In the weeks and months prior to the current financial crisis, much of the world media was reporting on a global crisis in food. A seemingly inexorable rise in the price of basic food supplies in 2007-2008 threatened poor populations around the world, and government leaders scrambled to contain the social unrest that followed.
To explain this food crisis to an audience in St. Louis in May 2008, then-President George W. Bush pointed to the size of the Indian population. Claiming that India's "middle class is larger than our entire population," Bush argued that the demand for "better nutrition and better food" among this massive group had caused food price increases worldwide.
Bush's remarks provoked an uproar among Indians, who refused to accept blame for the global food crisis. Many Indian journalists and government officials instead linked the spike in food prices to American policies that favored using grains for ethanol fuel and subsidized U.S. farmers.
Others, like analyst Pradeep Mehta, argued that if Americans would just reduce their weights to the Indian middle class average, "many hungry people in sub-Saharan Africa would find food on their plates."
This heated exchange marked another episode in a longstanding debate about whether India is an "overpopulated" place. Since the early nineteenth century, some observers—Indians and others—have remarked that India's population is too large for the country's resources to sustain.
In more recent years, some in the United States and Europe have argued that this large population poses a global threat, as Indians consume an ever-increasing portion of the world's resources in a bid to satisfy an ever-growing population.

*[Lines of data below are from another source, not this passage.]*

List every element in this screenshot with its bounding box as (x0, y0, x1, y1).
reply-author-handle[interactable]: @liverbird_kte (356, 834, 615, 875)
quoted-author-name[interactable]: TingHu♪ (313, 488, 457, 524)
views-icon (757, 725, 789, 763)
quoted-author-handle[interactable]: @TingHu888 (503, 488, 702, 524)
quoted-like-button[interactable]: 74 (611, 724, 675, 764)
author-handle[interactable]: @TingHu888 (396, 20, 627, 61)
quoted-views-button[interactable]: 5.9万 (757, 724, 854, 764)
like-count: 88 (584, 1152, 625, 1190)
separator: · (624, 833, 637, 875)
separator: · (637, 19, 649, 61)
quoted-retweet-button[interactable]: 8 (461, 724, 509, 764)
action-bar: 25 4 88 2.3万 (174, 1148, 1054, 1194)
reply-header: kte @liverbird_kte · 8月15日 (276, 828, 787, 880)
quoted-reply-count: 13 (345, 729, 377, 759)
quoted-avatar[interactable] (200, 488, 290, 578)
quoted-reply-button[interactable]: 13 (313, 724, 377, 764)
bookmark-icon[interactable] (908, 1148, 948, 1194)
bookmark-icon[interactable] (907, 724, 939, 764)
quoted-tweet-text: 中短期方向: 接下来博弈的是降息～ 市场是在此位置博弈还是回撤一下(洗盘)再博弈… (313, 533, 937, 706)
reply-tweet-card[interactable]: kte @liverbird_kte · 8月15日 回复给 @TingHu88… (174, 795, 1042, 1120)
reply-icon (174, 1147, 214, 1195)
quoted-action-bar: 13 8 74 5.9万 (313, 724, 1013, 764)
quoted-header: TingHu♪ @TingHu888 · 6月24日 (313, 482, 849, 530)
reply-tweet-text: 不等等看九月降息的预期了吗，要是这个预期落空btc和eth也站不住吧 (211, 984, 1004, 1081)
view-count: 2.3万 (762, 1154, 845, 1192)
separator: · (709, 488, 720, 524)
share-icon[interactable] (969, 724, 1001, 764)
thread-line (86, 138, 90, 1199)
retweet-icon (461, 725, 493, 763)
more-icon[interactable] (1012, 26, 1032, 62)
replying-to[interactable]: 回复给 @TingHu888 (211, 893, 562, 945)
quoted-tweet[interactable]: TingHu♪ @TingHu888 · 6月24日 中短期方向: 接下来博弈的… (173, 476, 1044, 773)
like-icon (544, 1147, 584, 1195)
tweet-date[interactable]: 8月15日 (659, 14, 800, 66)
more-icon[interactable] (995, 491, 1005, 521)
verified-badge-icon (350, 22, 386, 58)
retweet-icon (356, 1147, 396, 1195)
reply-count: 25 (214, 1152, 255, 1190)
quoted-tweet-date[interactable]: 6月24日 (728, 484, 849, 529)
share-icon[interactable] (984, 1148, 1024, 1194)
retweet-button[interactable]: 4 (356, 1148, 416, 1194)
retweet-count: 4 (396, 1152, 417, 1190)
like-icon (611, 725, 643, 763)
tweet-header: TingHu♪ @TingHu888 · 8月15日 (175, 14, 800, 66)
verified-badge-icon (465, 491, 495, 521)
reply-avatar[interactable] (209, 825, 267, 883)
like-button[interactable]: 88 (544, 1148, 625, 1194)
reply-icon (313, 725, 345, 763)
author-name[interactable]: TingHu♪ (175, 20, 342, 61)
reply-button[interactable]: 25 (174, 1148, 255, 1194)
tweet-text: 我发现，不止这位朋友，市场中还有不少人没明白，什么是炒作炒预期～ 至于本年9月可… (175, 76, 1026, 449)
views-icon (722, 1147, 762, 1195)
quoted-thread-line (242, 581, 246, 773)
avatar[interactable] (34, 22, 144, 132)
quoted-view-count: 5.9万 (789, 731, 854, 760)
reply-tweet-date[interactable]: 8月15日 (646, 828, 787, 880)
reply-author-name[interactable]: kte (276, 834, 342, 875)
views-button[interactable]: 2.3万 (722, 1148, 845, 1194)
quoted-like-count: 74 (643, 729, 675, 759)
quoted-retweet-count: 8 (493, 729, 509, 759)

Population numbers seem to support these concerns. The population of India has grown rapidly over the last sixty years, from about 350 million in 1947 to approximately 1.16 billion today. Although the rate of growth has now slowed, India's population size is still increasing, and demographers expect it to reach 1.65 billion people by 2050, making India the most populous country on earth.
The numbers alone cannot tell us the full story, however. The debates about Indian population size have also focused on the related question of under-production—that is, the problem is not so much too many people as too little food. For more than two centuries, the question — is India really "overpopulated" at all?—has been hotly contested and bound up with broader tensions about political power, economic development, and access to global resources.
Population and Prosperity in the Nineteenth Century
In early modern India, a large population was typically taken to be a sign of prosperity and progress. A densely populated area signified fertile land, the availability of labor, good governance, and peaceful conditions. Small populations, by contrast, were seen as a sign of decline.
A Maratha official touring the war-torn Mughal territories near Delhi and Agra in 1784 remarked with concern that "there were no ripening fields to be seen anywhere… The local administration was already oppressive—on top of that came the failure of the rains and the peasants died en masse, so that entire villages were left uninhabited."